Footwear Design’s New-Found Direction
For sportswear brands, when they design a performance shoe, performance comes first. But when they start mocking up the colorways or the fabric, they know at least half of the consumers buy the performance shoe not to play ball, but it’s really more of a trend and a fashion statement. They know that too, but I think it’s interesting that if people can relate it back to having that sense of fashion in sneakers as well as performing in it.
Maintaining a Brand’s Identity in Different Markets
When it comes to having stores for both Red Wing and Carhartt, I respect the tradition a little bit more and try to build that understanding. Having the locals understand what the brand is trying to preach and its heritage are important as they’re the core foundation of the brands. It shouldn’t be changed because it’s in a different market. I think it’s important to build that solid foundation and start to grow at a slower pace.
The Hybrid Culture of Taiwan
I think it’s sad to say but despite the country having its own culture to be proud of, we really look to other peoples’ culture for inspiration. We are fascinated by Japan, Korea, U.S., Europe, whereas I think why Korea is so successful now is because they’re really rooted to their culture.
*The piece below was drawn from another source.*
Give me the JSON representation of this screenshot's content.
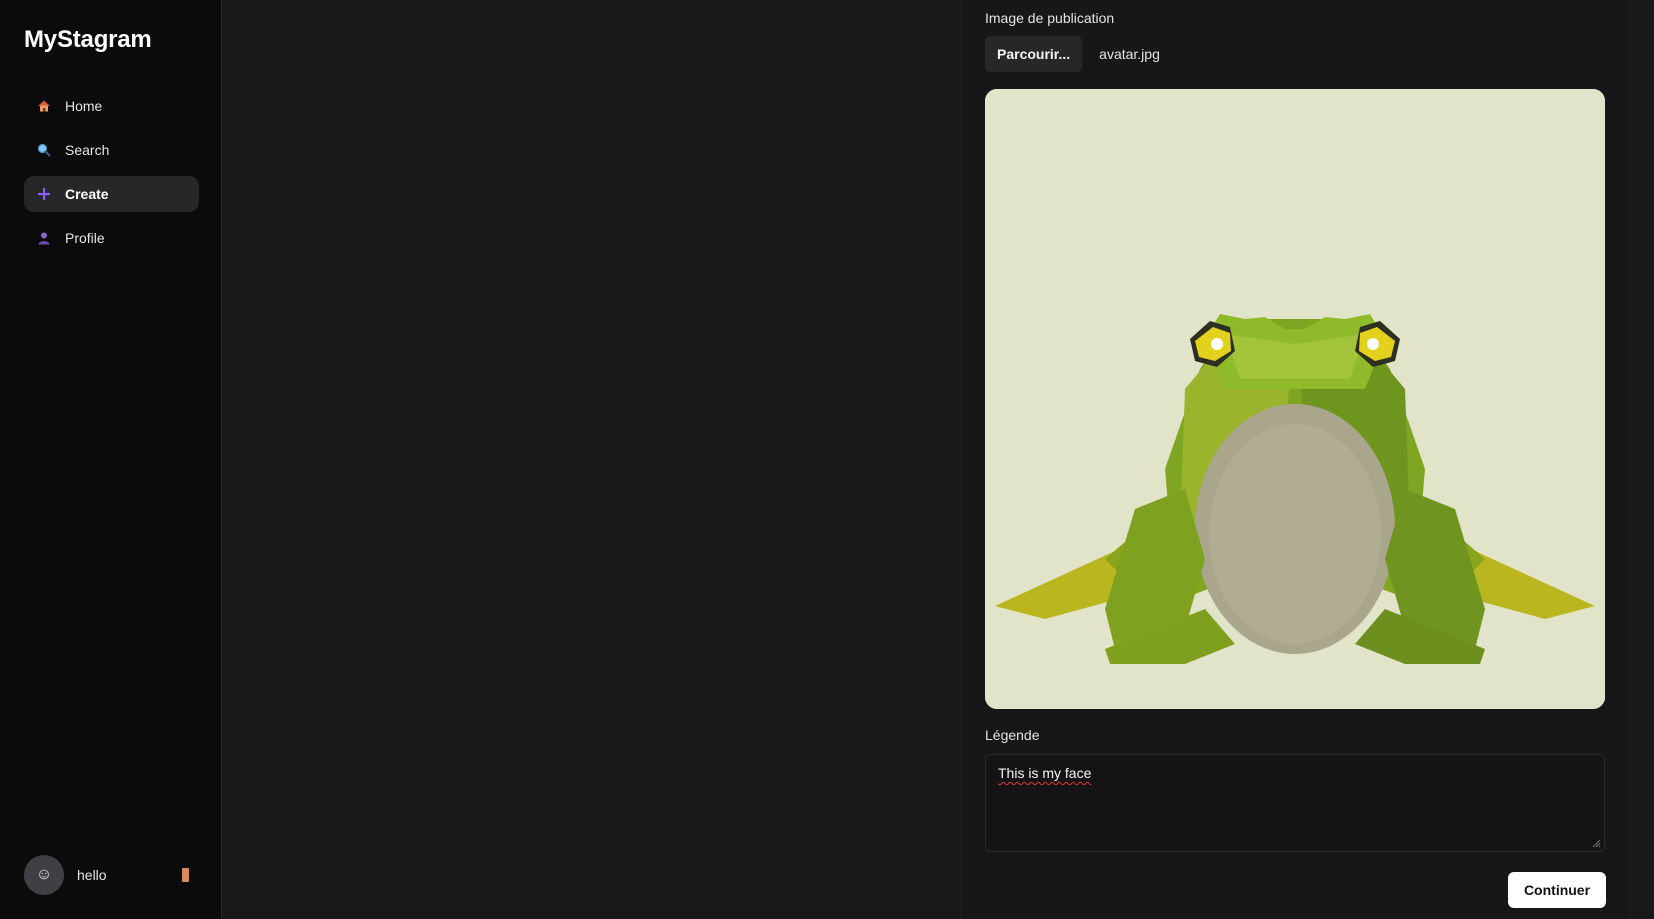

Obviously there’s a lot of foreign brands in Korea but there’s definitely a big group of people that respect their local culture. Whereas in Taiwan, they’re really influenced by Japan or by the U.S.; what other brands are doing. So it’s really kind of tough to build their own identity, where they can really be on a global scale and say this is a Taiwanese brand, and this is what it represents.
The Difference Between Brick & Mortar and Online
The main difference between brick & mortar and online is the shopping experience. No matter how great the site is or how good the product is, it’s about how it all works together. Buying product is just a few clicks away. But visiting a store, the shopping experience is all part of memory. That’s really important to me. MR PORTER is a site I visit almost everyday to check out their product. I don’t necessarily buy, but I think they’re doing a fantastic job without doing a physical retailer. The way they present their website and layout, it’s beautiful. It’s a whole different experience, but it doesn’t necessarily make them less credible because they don’t have a store. It’s all about presentation.
The Power of Korea
When I was growing up in Taipei, we were more influenced by Japan, but I would say for the last three or four years Korea has come up really strong. It’s not just fashion they’re strong at, but also in terms of business and the way they package their artists and celebrities. Other than the formula, they’re very good at long term planning. They really do look at things 10 years ahead. It’s something that you don’t really see. When promoting an upcoming artist, they put them through the relevant schooling to prepare them. I think Korea is one of the most influential countries now in Asia, I feel the sneaker game has a lot of momentum and I don’t see it dying down. In Taiwan, it’s more like “hey you look good, you can sing. Somewhere down the line a scout would pick you up and start to train you.”